On November 7, 2016, the Oracle-NetSuite acquisition, which was first announced back in August, came to a close with a final cost of $9.3 billion. A more comprehensive look into the acquisition’s history can be found on NetSuite’s website.

In an email sent to NetSuite partners and customers jointly from NetSuite CEO Zach Nelson, founder and CTO Evan Goldberg, and president at COO Jim McGeever, the company wrote, “This transaction accelerates NetSuite’s mission of helping our customers succeed. Gaining access to Oracle’s tremendous resources and powerful technology stack makes this combination a winner for our customers. NetSuite expects to utilize Oracle’s global scale and reach to accelerate the availability of our solutions in more industries and more countries.”

The email continued: “Oracle is committed to protecting and enhancing customer investments in NetSuite solutions and Oracle plans to invest heavily in both products — engineering and distribution. … As we work with Oracle, we are 100% committed to keeping NetSuite innovative and nimble, with our top priority to ensure a seamless experience for all of our clients and partners.”

The Oracle-NetSuite relationship is much longer than these recent press releases and emails might suggest. Evan Goldberg founded NetSuite back in 1998, after spending eight years with Oracle as a vice president, where he, according to his executive biography, was “involved in a variety of projects, all focused on making powerful database technology more accessible to users.”

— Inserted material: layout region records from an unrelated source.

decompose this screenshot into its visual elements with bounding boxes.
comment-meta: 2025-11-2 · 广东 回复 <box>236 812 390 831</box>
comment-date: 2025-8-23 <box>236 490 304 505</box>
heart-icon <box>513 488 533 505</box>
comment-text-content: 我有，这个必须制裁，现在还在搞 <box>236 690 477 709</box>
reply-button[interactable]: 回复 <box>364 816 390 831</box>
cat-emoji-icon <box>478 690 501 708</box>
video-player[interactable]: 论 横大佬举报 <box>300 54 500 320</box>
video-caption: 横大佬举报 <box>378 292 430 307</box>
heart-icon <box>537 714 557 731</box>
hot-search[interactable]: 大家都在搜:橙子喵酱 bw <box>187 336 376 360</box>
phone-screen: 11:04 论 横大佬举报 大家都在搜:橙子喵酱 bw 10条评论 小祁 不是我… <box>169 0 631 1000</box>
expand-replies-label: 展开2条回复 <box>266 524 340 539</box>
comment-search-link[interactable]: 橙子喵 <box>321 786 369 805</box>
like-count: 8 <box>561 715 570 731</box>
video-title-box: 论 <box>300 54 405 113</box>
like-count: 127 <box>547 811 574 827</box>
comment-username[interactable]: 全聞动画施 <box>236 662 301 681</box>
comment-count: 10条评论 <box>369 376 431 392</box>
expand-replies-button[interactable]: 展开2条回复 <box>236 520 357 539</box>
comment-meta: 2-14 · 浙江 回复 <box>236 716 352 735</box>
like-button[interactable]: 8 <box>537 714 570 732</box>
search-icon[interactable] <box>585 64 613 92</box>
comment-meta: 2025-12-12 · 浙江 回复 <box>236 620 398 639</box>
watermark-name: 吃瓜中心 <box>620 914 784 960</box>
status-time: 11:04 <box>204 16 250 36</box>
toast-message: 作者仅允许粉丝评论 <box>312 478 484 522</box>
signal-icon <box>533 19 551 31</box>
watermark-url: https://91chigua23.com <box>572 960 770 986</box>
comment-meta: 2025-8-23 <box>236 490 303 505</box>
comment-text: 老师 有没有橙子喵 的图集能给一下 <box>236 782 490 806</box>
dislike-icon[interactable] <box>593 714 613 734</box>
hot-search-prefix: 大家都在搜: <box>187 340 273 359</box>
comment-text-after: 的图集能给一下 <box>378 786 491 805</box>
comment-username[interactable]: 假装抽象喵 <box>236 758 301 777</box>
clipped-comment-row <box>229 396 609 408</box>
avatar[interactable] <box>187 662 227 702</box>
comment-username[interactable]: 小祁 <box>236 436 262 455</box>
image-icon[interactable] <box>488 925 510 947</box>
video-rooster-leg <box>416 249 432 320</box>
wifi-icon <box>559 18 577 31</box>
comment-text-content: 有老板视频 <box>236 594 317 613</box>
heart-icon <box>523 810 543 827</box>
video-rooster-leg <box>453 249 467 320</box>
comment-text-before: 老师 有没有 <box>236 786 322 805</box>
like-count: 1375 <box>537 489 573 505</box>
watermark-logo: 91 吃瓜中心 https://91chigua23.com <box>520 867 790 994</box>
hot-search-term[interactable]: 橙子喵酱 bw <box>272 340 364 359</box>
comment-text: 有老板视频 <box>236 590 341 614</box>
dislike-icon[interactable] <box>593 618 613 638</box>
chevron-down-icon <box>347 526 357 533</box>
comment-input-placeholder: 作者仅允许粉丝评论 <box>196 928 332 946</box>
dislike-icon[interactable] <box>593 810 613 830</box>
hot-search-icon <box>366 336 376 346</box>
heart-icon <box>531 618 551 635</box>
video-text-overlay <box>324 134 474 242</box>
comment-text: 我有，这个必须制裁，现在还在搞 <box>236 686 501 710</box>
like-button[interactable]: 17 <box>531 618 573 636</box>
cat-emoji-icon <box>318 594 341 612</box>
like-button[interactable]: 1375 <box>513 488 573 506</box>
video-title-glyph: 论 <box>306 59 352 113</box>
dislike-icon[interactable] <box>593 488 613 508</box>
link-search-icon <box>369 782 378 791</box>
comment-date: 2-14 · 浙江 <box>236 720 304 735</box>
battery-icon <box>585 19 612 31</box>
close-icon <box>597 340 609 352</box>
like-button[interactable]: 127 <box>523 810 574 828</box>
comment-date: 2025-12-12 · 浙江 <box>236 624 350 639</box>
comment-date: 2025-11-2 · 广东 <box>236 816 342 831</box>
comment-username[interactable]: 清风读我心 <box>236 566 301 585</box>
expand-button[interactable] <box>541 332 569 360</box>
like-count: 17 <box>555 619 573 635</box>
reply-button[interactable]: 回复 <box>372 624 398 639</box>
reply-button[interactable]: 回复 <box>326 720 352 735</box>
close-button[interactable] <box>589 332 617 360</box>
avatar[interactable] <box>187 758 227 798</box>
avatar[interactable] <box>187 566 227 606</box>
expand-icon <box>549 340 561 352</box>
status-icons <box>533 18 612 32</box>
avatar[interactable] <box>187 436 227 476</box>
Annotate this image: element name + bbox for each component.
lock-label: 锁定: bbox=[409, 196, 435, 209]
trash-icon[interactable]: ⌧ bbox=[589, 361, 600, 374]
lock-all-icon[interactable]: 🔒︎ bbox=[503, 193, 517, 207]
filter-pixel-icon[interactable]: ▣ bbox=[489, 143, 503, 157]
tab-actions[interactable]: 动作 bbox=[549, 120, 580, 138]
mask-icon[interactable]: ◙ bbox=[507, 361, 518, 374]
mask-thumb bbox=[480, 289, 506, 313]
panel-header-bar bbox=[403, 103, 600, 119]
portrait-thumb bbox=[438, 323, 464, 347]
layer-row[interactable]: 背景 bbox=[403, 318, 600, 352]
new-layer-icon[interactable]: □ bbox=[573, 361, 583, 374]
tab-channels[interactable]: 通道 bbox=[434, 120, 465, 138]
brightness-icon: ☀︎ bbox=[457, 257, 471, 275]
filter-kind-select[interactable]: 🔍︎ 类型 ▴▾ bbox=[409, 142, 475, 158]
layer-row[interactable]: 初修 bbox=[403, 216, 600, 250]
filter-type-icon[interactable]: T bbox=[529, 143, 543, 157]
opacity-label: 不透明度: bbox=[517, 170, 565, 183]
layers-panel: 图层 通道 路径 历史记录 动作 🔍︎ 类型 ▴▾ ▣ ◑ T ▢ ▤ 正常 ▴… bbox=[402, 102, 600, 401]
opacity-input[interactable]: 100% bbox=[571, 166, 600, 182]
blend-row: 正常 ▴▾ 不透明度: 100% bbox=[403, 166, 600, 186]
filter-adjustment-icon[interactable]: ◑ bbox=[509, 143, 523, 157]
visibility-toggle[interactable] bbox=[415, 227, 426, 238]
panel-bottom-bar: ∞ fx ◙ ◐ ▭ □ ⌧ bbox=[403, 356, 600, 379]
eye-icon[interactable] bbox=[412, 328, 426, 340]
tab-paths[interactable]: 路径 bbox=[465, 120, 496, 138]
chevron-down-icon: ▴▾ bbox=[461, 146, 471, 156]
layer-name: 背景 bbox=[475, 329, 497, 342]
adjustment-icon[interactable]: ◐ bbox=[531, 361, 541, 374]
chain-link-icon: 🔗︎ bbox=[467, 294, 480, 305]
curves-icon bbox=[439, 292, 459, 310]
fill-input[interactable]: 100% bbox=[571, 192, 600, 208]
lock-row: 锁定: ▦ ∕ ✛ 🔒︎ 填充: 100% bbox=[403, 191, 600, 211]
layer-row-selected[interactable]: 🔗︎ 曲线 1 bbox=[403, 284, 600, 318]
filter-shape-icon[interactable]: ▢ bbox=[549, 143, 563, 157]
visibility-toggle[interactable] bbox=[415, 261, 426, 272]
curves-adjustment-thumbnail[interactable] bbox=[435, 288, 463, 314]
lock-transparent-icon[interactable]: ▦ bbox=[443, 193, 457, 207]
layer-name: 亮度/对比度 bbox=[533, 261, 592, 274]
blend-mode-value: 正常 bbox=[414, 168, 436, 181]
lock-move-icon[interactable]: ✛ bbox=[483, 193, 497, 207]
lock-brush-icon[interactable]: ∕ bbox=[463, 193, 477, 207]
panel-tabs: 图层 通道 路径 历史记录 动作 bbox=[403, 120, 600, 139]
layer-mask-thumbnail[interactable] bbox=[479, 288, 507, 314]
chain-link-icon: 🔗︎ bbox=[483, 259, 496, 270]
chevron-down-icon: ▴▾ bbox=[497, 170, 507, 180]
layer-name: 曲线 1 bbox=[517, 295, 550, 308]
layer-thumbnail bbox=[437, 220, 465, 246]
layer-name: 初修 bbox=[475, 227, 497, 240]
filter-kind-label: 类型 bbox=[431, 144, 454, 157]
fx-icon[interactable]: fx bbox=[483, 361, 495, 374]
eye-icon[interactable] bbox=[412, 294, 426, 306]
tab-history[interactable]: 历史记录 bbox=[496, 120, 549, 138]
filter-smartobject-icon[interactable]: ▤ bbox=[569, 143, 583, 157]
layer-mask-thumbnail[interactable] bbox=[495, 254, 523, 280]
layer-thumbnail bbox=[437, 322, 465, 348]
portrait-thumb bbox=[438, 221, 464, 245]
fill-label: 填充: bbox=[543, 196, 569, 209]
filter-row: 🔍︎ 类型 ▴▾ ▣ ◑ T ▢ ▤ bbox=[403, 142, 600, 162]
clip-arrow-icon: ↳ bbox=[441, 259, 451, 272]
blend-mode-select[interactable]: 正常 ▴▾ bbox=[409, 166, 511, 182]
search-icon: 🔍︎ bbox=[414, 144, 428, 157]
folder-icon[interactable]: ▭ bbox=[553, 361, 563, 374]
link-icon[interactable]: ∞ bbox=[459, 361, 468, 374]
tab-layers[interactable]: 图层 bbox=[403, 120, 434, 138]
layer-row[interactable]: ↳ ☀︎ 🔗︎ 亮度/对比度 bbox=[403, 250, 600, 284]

On top of that, Larry Ellison owns 40 percent of NetSuite shares, so it seems a little bit like a grand plan to send Evan off to build NetSuite as an independent company, with the plan to pull it back once it was robust and sustainable.

That said, the move to acquire NetSuite wasn’t particularly easy for Oracle and Larry Ellison. He was supposed to be able to close the deal without a problem, but institutional shareholders thought the deal wasn’t good enough. After a lot of back in forth, it turned out that the opposition force didn’t have the votes necessary to stop the purchase. Ellison’s primed to make roughly $3.5 billion on it deal. Insiders might remember that Marc Benioff, the current CEO of Salesforce, also once worked at Oracle, much like Evan Goldberg—could that be an acquisition in the making?

Speculation aside, we’re incredibly excited for this new phase of NetSuite. We truly believe that Oracle bought NetSuite for NetSuite, not as an “acquihire” to move NetSuite’s talent to a different platform. Oracle will invest and escalate investment to help continue NetSuite’s position as the No. 1 cloud-based ERP system. Oracle financing could launch the platform to new heights, and help it enter markets that NetSuite isn’t strong on right now.

For example, we’ve had clients talk to us about the Defence Contract Audit Agency (DCAA), which defines regulations that defence contractors need to comply. It’s remarkably complex work, and with Oracle’s investment, we think it’s well within NetSuite’s capability.

For Bi101 and our customers, it means additional Oracle functionality, and a more well-rounded total solution. We’re excited. It’s time for the next generation of making businesses stronger through the cloud.